ADA 7000 orang asing di Nusa Tenggara Barat. Terbanyak
berkewarganegaraan RRT. Sebagian besar tumplek di Lombok Barat.
Mereka jadi sumber pendapatan daerah yang lumayan. Berupa pajak
bangsa asing. Besarnya buat tiap kepala keluarga, isteri dan
anak-anak masing-masing Rp 3000, Rp 1500 dan Rp 750. Sedang
jumlah keluarga mereka rata-rata 5 jiwa.
Tapi itu baru perhitungan di atas kertas. Dalam pelaksanaan
pemungutan pajaknya, menurut Faturachman Zakaria Kepala Sub
Direktorat Perekonomian Kabupaten Lombok Barat, ternyata
"berjalan seret". Ini bisa dilihat dari tunggakan sejak tahun
1972. Sudah Rp 30 juta, uang yang mestinya masuk kocek Pemda
Lombok Barat, membeku dalam catatan Faturachman Zakaria yang ex
wartawan itu.
Maka Pemda pun sibuk menggedor warga asing.

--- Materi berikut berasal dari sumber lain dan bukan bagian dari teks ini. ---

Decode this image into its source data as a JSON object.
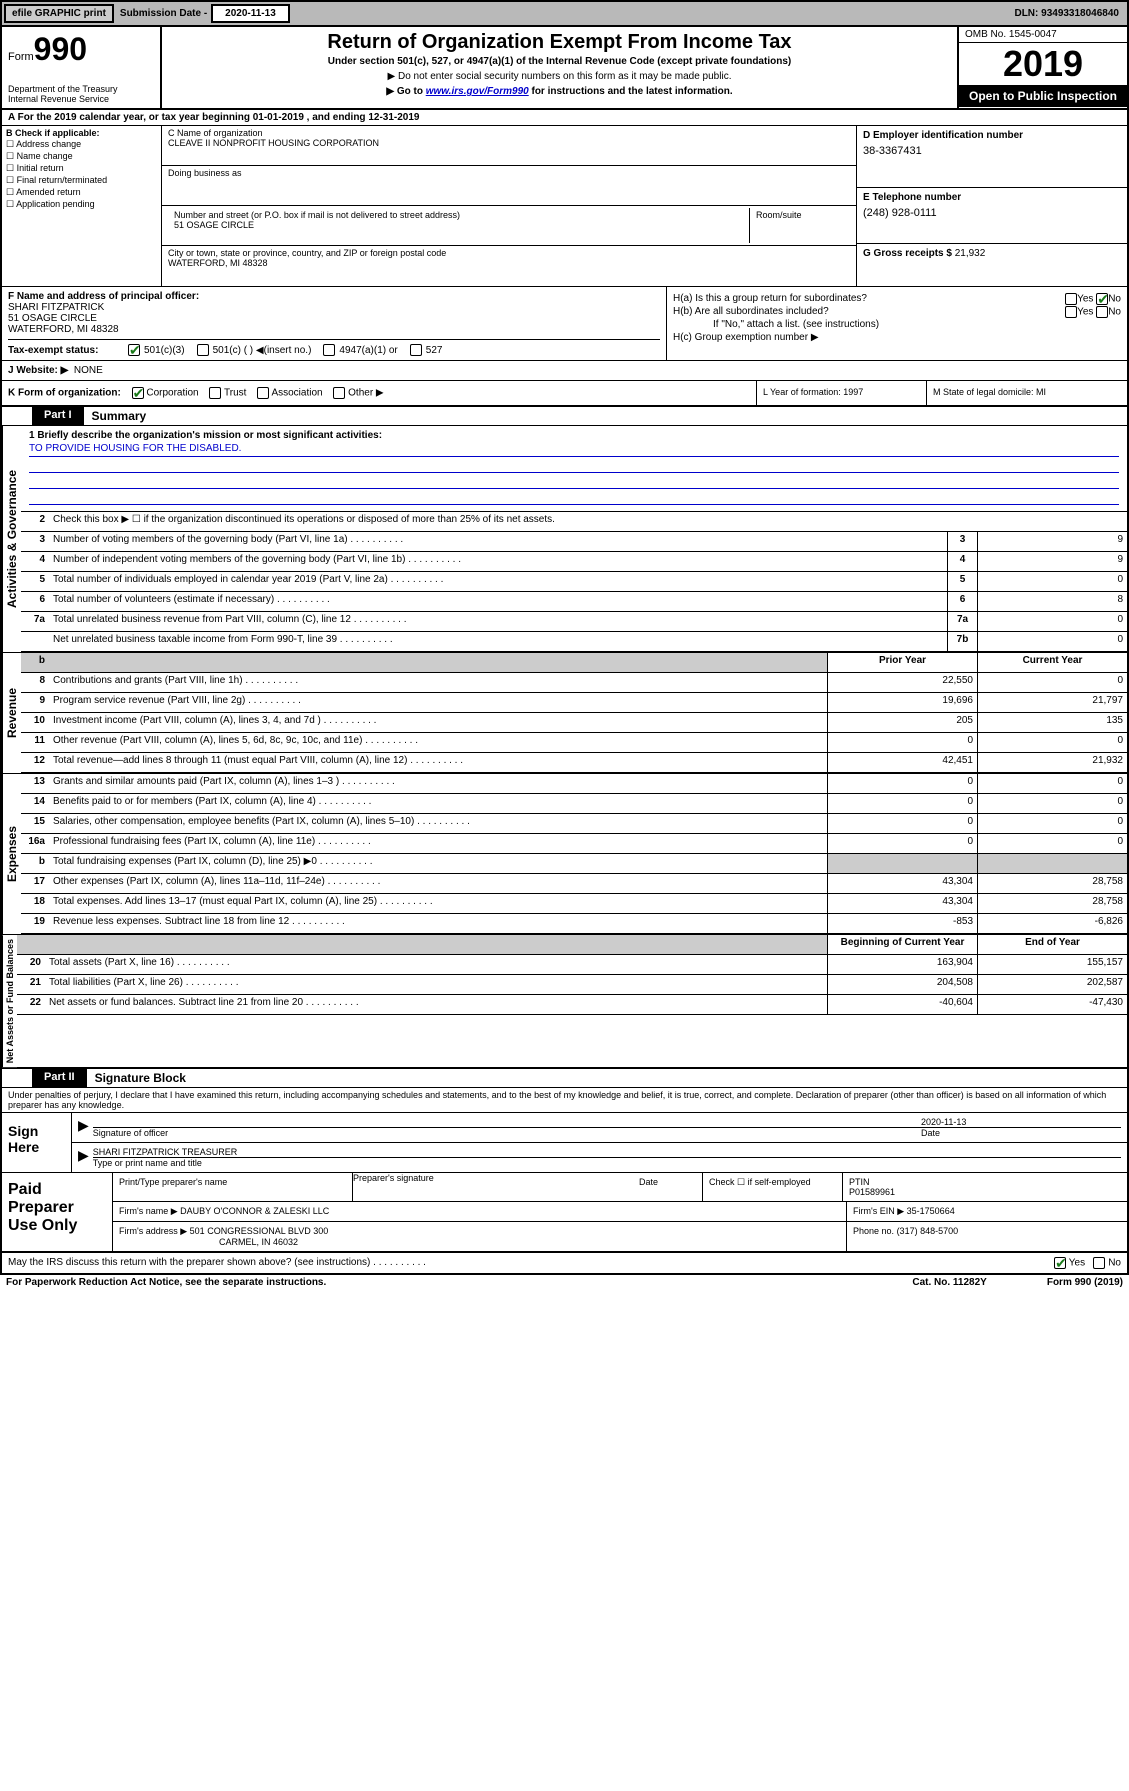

Misalnya dengan
membentuk BKUC (Badan Kordinasi Urusan Cina). Lalu badan
tersebut dengan gesit melakukan pungutan dari pintu ke pintu.
Sayang cara ini banyak dirasakan oleh para wajib pajak bertindak
agak kasar. Meski mungkin lantaran kesalahan para wajib pajak
sendiri. Karena mereka tak sedikit yang bersikap berbelit-belit.
Hingga kerap membikin para petugas pajak itu naik pitam. "Apa
lebih suka masuk penjara dari pada membayar pajak", begitu kerap
terdengar bentakan petugas pajak.
Tak Berpengaruh
Namun dibentak atau tidak tampaknya tak banyak berpengaruh.
Kenapa? "WNA keturunan Tionghoa di NTB kebanyakan
miskin-miskin", tutur B.D. Siregar, wakil kepala Ditjen Imigrasi
Mataram yang berwilayah seantero NTB itu. Sehingga, menurut
Siregar yang SH itu, "dalam menyelesaikan dokumen imigrasi
seperti SP (surat pendaftaran) STP (surat tanda penerimaan) dan
semacamnya, mereka diberi keringanan. Dengan dibolehkan
mencicil.
Cuma saja, Siregar melihat ada keanehan. Bahwa di antara mereka
yang belum menyelesaikan dokumen imigrasinya, banyak yang sudah
memiliki STMD (surat tanda melapor diri). "Padahal, menurut
Siregar, STMD baru bisa diperoleh setelah mereka menyelesaikan
dokumen-dokumennya". Yaitu berdasarkan formulir yang mereka isi.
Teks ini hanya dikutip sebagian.